Jordanus, an International Catalogue of Mediaeval Scientific Manuscripts, provides information about mediaeval manuscripts written in Western Europe between 500 and 1500 A.D., which deals with mathematical sciences, i.e. arithmetic, algebra, geometry, trigonometry and mechanics. It is the result of research projects that were funded by the Volkswagen Foundation (1977-1985) and the Deutsche Forschungsgemeinschaft (1985-1989).

The database aims at providing information on almost all mathematical texts written in western languages contained in mediaeval manuscripts (i.e. manuscripts written before 1500 A. D.).
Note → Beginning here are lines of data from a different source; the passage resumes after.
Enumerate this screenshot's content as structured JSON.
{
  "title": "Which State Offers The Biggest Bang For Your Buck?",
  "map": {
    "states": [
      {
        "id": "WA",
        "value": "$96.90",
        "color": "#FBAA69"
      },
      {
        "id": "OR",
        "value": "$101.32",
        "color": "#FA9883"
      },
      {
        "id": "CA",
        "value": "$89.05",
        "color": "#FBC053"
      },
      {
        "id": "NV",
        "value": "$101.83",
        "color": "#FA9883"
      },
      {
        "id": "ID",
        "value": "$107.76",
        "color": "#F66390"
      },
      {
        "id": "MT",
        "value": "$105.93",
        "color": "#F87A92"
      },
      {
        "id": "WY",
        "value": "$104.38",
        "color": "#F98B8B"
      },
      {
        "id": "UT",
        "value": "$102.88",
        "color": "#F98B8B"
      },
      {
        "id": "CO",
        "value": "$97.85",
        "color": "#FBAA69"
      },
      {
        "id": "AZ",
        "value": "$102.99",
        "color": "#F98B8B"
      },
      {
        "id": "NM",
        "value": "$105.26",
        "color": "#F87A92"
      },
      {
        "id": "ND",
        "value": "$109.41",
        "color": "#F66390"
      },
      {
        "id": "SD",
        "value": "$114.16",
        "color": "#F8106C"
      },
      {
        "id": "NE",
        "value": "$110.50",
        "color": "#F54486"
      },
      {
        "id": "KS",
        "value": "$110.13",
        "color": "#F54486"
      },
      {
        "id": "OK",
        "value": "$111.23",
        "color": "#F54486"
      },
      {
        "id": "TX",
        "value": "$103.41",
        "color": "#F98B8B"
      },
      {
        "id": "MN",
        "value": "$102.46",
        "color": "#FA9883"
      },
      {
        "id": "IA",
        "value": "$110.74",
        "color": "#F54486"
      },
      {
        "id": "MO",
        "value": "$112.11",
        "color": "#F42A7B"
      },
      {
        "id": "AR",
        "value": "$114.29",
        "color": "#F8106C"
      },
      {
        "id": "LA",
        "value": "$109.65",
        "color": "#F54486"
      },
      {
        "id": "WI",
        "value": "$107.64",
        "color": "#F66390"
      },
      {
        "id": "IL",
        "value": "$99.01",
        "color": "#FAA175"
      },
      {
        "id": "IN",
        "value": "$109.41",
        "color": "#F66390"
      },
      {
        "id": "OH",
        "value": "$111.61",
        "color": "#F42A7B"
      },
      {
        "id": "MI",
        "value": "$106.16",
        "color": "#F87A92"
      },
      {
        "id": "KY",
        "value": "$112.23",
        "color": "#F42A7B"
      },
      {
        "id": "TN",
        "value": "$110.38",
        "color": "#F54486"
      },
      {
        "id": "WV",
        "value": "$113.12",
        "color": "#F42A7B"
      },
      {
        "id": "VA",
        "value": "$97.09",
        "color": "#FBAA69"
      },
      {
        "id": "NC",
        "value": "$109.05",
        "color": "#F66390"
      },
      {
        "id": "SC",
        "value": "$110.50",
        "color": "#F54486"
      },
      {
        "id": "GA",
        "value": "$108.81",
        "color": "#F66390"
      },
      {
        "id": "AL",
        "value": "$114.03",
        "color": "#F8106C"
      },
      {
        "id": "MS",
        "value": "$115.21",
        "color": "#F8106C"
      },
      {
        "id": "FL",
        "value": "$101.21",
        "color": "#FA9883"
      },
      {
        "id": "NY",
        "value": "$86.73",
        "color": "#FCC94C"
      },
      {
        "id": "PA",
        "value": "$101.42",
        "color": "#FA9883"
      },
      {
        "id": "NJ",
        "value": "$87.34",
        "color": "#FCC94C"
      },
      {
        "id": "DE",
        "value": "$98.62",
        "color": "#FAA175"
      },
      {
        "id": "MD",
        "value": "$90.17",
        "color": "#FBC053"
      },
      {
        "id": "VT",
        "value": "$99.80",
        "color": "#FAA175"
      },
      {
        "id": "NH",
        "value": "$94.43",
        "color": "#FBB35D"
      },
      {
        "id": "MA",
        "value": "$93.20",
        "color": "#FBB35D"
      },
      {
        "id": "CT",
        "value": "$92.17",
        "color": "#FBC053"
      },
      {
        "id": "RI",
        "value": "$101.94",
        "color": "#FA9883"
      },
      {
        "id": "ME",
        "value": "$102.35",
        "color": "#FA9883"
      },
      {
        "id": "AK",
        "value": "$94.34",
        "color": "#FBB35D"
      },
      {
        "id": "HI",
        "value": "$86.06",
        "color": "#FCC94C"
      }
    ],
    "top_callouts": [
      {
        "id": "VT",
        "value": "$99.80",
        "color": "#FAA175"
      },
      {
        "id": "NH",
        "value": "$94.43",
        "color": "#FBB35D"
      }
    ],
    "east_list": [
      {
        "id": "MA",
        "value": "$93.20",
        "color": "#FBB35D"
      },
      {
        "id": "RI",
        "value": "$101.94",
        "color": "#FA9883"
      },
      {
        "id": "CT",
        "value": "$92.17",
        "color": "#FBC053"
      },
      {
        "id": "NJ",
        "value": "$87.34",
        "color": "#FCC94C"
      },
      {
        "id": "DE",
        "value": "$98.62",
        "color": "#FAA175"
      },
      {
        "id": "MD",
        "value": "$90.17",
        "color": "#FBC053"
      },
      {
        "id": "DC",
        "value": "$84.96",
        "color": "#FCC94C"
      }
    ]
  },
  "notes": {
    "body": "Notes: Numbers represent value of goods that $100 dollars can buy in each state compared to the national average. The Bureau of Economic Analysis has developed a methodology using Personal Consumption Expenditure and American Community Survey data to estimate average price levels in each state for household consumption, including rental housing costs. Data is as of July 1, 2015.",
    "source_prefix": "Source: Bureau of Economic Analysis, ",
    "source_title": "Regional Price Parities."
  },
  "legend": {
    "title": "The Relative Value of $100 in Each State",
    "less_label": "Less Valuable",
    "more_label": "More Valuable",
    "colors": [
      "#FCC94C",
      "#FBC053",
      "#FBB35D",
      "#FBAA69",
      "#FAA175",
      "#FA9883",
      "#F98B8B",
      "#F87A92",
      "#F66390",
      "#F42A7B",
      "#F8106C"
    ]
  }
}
Most of the texts concern arithmetics, algebra, geometry and trigonometry.

The majority of the sources were written in Latin, but manuscripts written in vernacular languages, such as French, German, Italian, English and Spanish, have also been included. No strict boundaries have been set, so that manuscripts from other mathematical sciences (such as astronomy, optics, hydraulics and military engineering) and also from adjacent fields (such as physics and medicine) have been incorporated as well. No attempt, however, has been made to undertake a systematic search for these manuscripts. Also, manuscripts written after 1500 A.D. were not left aside, so that in fact the database also contains information about many more recent manuscripts — up to university lectures from the 19th and 20th centuries.

Most of the data entered in the database come from printed and unpublished catalogues of manuscripts. These data were inserted into the database ICCMSM (now: Jordanus) by several revisors during the late 70s and early 80s. At the moment approximately 13.000 manuscripts are included in the database.

At the same time as descriptions of manuscripts were collected, copies of these manuscripts were acquired, thus building an archive of mathematical texts in mediaeval Western manuscripts. At present the archive is located in the library of the Monumenta Germaniae Historica in Munich. It contains copies of more than 5000 manuscripts.

In view of the long period of data acquisition and the large amount of data available, inconsistencies are inevitable. In many cases these are due to mistakes in entering data. It was not possible to present the names of the authors in a standardized form. Thus one and the same mediaeval author may occur in the database under different names and under different spellings of these names. Also the titles of the works have not been standardized. For these and other shortcomings we kindly ask the user for their understanding.